Chapter 11Intermediate

Data Partitioning and Storage Writes

Partitions, Bucketing, Output Sinks, and Parallel File Writing

When df.write runs, every in-memory partition is written by its own task, in parallel, to its own file. A DataFrame with 200 partitions produces up to 200 part files, even if the data would fit in one.

Add partitionBy("region") and Spark also splits each task's output by the partition column's value. If a task's in-memory partition contains rows for several regions, it writes a separate small file into each region=.../ folder, many tasks times many region values can mean thousands of tiny files.

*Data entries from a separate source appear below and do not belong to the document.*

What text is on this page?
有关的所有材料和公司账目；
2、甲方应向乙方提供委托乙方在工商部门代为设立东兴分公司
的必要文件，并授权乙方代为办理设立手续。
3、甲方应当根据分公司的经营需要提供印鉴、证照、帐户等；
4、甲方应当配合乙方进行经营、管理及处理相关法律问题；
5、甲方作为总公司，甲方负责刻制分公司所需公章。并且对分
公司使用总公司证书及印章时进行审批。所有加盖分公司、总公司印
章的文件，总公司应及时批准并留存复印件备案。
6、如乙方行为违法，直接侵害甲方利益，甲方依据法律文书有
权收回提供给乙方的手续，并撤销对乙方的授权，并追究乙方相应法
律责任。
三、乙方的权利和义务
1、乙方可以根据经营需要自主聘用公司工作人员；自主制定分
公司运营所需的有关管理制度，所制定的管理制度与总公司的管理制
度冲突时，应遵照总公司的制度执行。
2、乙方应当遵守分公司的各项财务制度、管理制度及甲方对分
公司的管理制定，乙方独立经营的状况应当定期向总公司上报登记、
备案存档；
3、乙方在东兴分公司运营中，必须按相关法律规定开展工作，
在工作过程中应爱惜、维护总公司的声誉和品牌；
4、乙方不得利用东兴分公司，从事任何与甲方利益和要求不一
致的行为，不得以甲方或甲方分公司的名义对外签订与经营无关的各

bucketBy(n, "user_id") takes a different approach: it hashes user_id into a fixed number of buckets and writes one file per bucket, sorted if you add sortBy(). Two tables bucketed the same way on the same column can be joined without a shuffle at all, because matching keys are already in matching bucket files.

Try It

Key Concepts

One File per Task

Each in-memory partition is written by its own task in parallel. The number of output files starts at the number of partitions, before partitionBy even applies.

The Small File Problem

Combining many tasks with partitionBy on a high-cardinality column multiplies into many tiny files per folder, which slows down both the write and later reads.

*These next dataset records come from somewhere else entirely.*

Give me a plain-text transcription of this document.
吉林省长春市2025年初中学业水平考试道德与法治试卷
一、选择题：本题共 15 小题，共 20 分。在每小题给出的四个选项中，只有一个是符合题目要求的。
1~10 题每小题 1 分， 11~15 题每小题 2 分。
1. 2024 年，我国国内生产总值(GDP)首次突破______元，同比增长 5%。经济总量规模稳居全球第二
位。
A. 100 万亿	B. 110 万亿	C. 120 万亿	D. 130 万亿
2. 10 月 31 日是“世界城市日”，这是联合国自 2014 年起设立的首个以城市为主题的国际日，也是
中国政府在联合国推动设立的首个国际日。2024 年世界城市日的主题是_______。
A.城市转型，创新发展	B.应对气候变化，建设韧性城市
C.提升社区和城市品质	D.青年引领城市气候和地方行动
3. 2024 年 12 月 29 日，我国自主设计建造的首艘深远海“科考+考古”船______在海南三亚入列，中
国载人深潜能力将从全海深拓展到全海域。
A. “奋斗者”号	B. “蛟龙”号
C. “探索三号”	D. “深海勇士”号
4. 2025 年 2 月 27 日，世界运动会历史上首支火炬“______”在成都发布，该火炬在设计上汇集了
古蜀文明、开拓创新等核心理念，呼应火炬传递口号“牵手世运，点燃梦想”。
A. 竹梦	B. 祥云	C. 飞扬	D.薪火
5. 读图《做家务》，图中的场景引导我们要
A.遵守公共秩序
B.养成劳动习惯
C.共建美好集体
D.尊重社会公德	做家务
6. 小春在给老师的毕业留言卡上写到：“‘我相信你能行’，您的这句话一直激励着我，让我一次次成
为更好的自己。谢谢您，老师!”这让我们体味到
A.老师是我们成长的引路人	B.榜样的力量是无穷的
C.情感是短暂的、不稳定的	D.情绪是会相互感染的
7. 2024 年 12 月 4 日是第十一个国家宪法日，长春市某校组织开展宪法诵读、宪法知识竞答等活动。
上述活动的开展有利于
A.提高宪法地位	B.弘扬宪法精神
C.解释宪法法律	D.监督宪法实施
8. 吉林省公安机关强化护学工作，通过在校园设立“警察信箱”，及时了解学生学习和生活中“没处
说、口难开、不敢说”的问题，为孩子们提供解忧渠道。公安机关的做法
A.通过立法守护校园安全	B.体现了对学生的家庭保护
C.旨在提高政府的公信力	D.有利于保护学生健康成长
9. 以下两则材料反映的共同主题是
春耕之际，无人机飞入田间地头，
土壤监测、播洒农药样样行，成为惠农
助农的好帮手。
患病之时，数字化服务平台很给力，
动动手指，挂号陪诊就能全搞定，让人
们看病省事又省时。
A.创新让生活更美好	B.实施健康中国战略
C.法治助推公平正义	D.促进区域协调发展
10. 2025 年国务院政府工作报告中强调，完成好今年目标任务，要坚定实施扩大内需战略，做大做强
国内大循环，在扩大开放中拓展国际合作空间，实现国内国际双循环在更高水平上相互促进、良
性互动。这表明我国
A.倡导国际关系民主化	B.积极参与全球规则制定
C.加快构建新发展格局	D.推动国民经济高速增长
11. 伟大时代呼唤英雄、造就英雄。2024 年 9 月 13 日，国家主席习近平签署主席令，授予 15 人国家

Bucketing for Shuffle-Free Joins

bucketBy(n, col) hashes rows into a fixed number of files. Two tables bucketed identically on the join key can be joined without a shuffle, at the cost of a fixed file layout.

partitionBy() and bucketBy()

Core Concept

Use coalesce(n) or repartition(n) before write to control the number of output files. Reach for bucketBy only when the same join on the same key happens repeatedly, it locks in a fixed file layout.